Anselmo Crespo | Diário de Notícias
| opinião
A mesa onde agora me sento para
almoçar com os meus colegas de trabalho é a mesma onde, nos últimos anos,
passámos horas a fio a discutir e a tomar decisões. E o almoço, esse, não
dispensa os cuidados do senhor Manuel e da dona Lina, gente boa que aos 63 anos
trata os clientes do takeaway como se estivessem sentados à mesa do
seu restaurante.
Foi durante um destes almoços,
dignos de filme de época, que, em conversa de deitar fora, se comentava como as
discussões políticas em Portugal já não são apenas entre esquerda e direita,
mas transformaram-se, quase todas, numa guerra de "fascistas" e
"marxistas". Como se nenhum moderado ou democrata tivesse cabimento
lá no meio.
Para não puxar ainda mais o filme
atrás, atentem apenas às duas últimas duas semanas.

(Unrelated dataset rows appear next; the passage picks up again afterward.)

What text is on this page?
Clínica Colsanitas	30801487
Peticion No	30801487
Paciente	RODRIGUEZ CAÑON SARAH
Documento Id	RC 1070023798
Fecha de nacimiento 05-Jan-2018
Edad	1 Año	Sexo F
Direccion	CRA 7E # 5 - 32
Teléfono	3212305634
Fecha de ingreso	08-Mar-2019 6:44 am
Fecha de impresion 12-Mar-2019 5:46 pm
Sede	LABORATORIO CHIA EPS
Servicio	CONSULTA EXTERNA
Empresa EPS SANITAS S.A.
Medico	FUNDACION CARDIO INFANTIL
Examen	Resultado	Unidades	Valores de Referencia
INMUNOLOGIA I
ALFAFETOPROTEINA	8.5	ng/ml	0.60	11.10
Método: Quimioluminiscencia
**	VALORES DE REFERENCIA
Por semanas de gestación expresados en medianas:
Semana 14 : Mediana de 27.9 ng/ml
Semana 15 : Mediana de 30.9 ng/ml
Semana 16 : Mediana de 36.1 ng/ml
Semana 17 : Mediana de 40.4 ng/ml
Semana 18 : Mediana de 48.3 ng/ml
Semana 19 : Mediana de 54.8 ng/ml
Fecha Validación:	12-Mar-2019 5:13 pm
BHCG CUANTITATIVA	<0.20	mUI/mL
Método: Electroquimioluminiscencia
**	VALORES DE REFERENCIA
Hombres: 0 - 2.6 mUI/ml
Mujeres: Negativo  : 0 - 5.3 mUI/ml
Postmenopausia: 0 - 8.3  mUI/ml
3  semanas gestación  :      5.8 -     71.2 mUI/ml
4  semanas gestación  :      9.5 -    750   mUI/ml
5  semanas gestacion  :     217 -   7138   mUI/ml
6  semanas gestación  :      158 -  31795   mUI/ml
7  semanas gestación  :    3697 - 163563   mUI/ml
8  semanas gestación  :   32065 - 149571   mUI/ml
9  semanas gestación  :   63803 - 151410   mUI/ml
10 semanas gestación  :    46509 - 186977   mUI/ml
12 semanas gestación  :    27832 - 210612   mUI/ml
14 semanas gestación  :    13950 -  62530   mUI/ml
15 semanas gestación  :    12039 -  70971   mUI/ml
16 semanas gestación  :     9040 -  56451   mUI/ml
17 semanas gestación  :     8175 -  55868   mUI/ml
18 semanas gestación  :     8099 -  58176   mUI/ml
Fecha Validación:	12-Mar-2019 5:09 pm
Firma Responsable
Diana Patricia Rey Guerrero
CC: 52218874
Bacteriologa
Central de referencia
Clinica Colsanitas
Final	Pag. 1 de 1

Rui Tavares e a telescola. Uma
mentira repetida muitas vezes não só não se torna verdadeira como não passa a
ser catalogada como uma notícia falsa. Uma mentira é isso mesmo: uma mentira.
Nesta semana, alguns partidos de extrema-direita, secundados por um
eurodeputado do CDS e, depois, pelo próprio CDS, decidiram espalhar pelas redes
sociais que Rui Tavares - professor, historiador e fundador do Livre - estava a
dar aulas de História na telescola. Ainda que fosse verdade, não só não seria
um crime de lesa-pátria como os alunos estariam muito bem entregues.
Acontece que não é verdade. Rui
Tavares aparece num vídeo, retirado de um programa que fez para a RTP, a falar
do Portugal governado por Salazar. Não aparece a fazer um comício, aparece a
dar factos históricos.
Mas isso - os factos - nunca
impediu os que vivem numa cegueira ideológica, cheios de esqueletos no armário
e de contas para ajustar, de atirarem lama.
Seria menos grave se esta
polémica de algibeira tivesse ficado circunscrita à bolha das redes sociais.
Mas não. O CDS decidiu acelerar ainda mais a ventoinha - com perguntas ao
Governo -, continuando o seu haraquiri partidário.
O 1.º de Maio. A cegueira
ideológica da direita, lamentavelmente, tem paralelo na esquerda. Com o país em
estado de emergência e os portugueses fechados em casa há quase dois meses, a
CGTP decidiu transportar em autocarros mil sindicalistas, vindos de concelhos
de onde não podiam legalmente sair, e posicioná-los, de três em três metros,
para as objetivas das câmaras fotográficas e de televisão.
Quem se atreveu a criticar -
legitimamente - foi imediatamente catalogado de fascista, capitalista e de
outras coisas acabadas em "ista" que não adianta agora aqui referir.
Entrevista à ministra da Saúde. É,
porventura, o exemplo acabado deste baixo nível a que a discussão política em
Portugal desce tantas vezes. A entrevista que Marta Temido deu à SIC, conduzida
pelo Rodrigo Guedes de Carvalho, foi alvo dos comentários mais idiotas nas
redes sociais.
A equação é fácil e, sobretudo,
básica: se o jornalista fez perguntas difíceis, se não "largou"
enquanto não encontrou resposta para essas perguntas - como tem de ser -, só
pode ser de direita. Claro que se o Governo fosse do PSD, o mesmo jornalista,
fazendo o mesmo trabalho, só podia ser de esquerda.
Com a devida distância social,
sentados à mesa do almoço, recordava-me o Pedro - que é mais do que um parceiro
de almoço - que esta "carne viva" que vivemos hoje, capaz de nos
catalogar a todos entre "fascistas" e "marxistas", começou
no período da troika e renasceu agora nesta nova crise que estamos a
viver. Entre os incendiários ressabiados e reincidentes, que andam
permanentemente a tentar transformar o espaço público numa espécie de PREC, e
os pobres de espírito, que encontram numa publicação no Facebook o palco que
nunca alcançaram por mérito próprio, é a democracia que sai mais frágil.